Nowadays, supercritical carbon dioxide (S-CO2) cycles are of great interest in the scientific research especially considering the energy transition that is occurring. The S-CO2 high density and relatively low viscosity make it an interesting fluid for power generation. For large heat sources, large flowrates of fluid can be obtained. Therefore, the development of axial flow expanders can allow large power generations. In the presence of rotor eccentricities, the aerodynamic loading of free-standing blades is not constant tangentially and will promote the lateral vibration of the rotor. The dynamic phenomenon that arises is known as Thomas-Alford force. The Thomas-Alford force determines an increase of the vibration level of the machine and a higher risk of instabilities. In this paper, a preliminary investigation of a S-CO2 axial expander stage is performed. Different correlations proposed in the literature are adopted to estimate the magnitude of the Thomas-Alford force. A mono-dimensional code and a simplified computational fluid dynamics (CFD) model are adopted to obtain the parameters of the stage considered.
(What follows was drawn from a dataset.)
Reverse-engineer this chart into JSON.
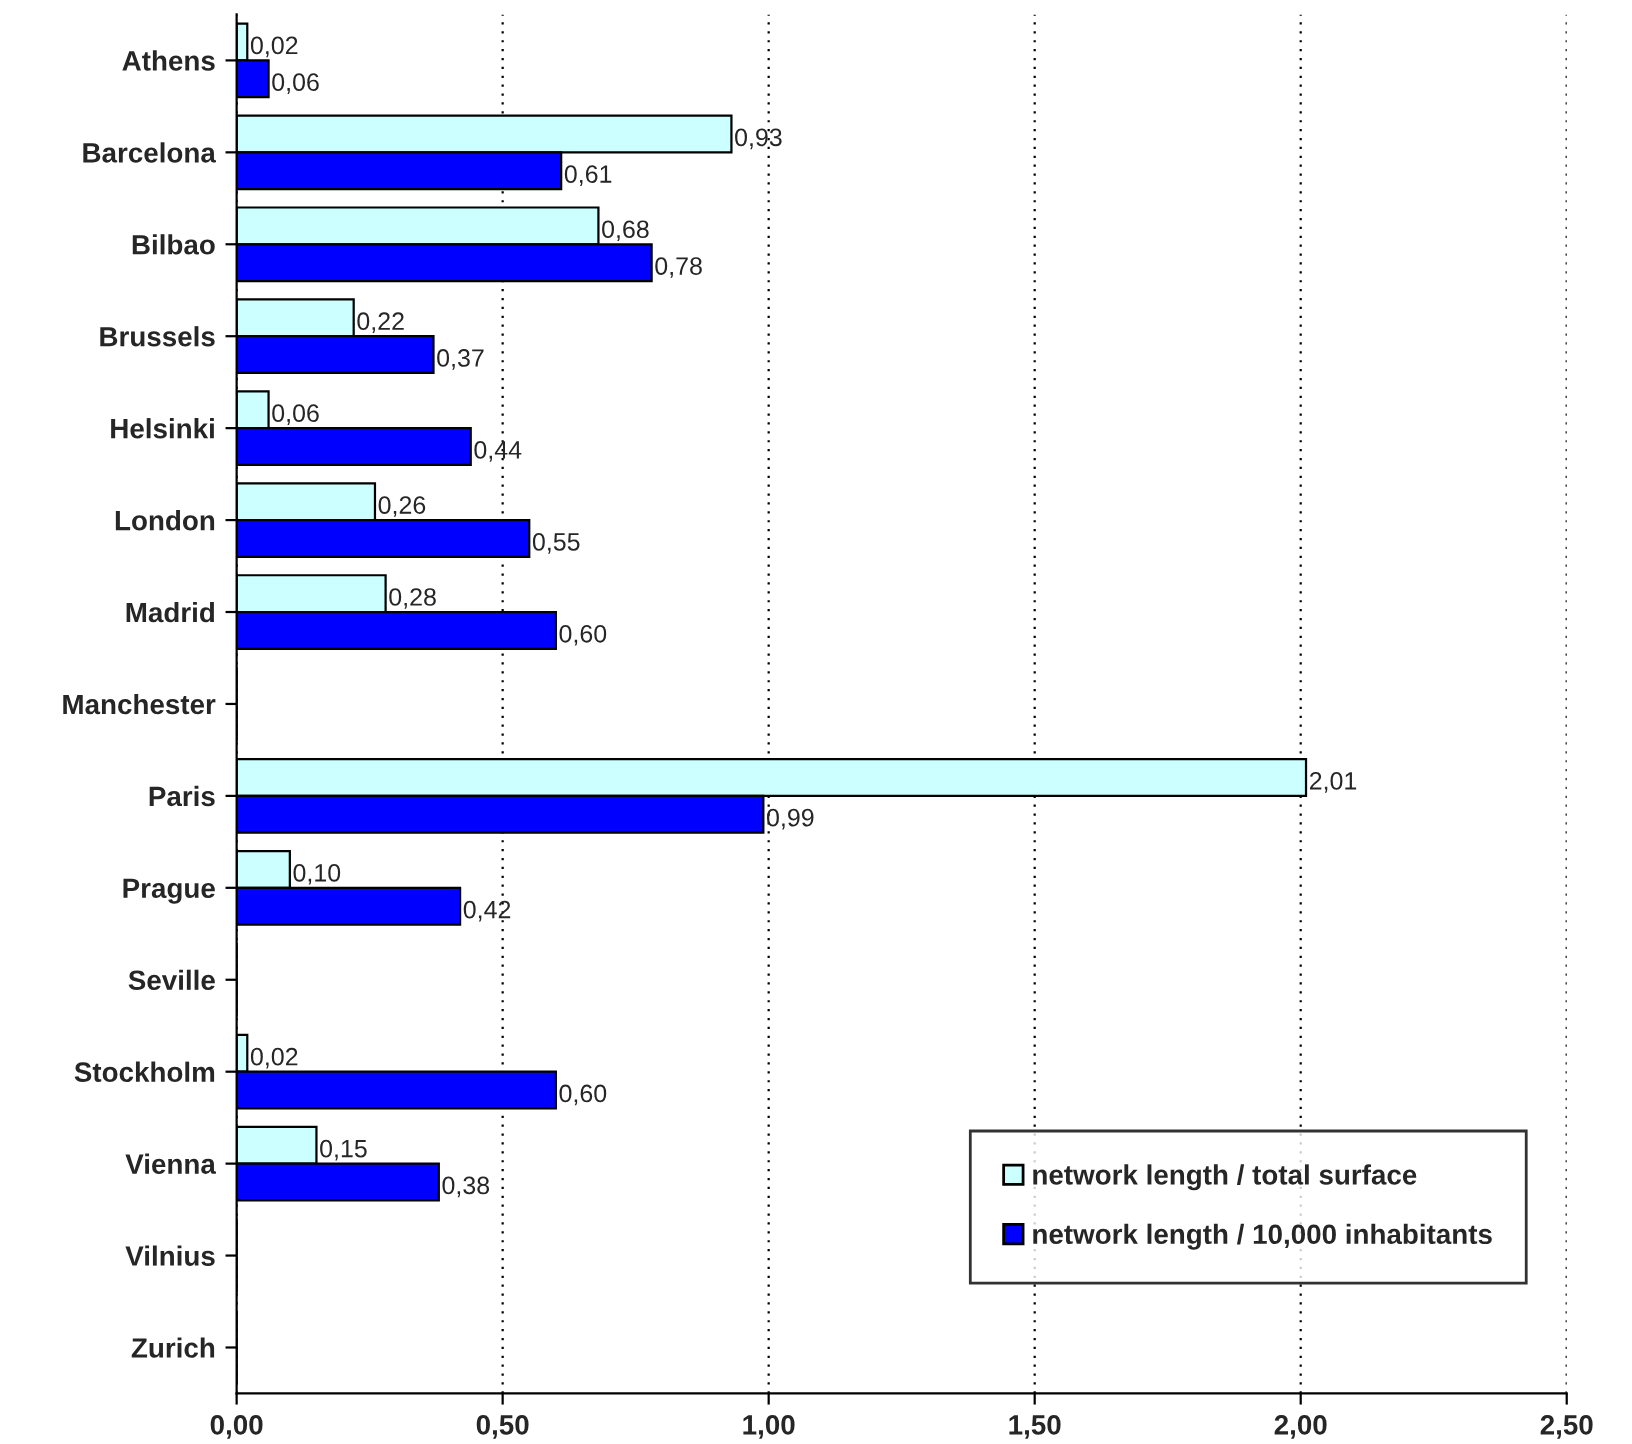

In this preliminary investigation, only free-standing blades are considered. The results obtained show a good agreement between 1D and CFD inputs required by the different correlation used. Despite this, the cross coupled stiffness calculated are widely dependent on the correlation used; then, this study can be considered as the starting point for more detailed investigations validating the correlations behavior in this environment through an unsteady CFD and/or a proper test campaign.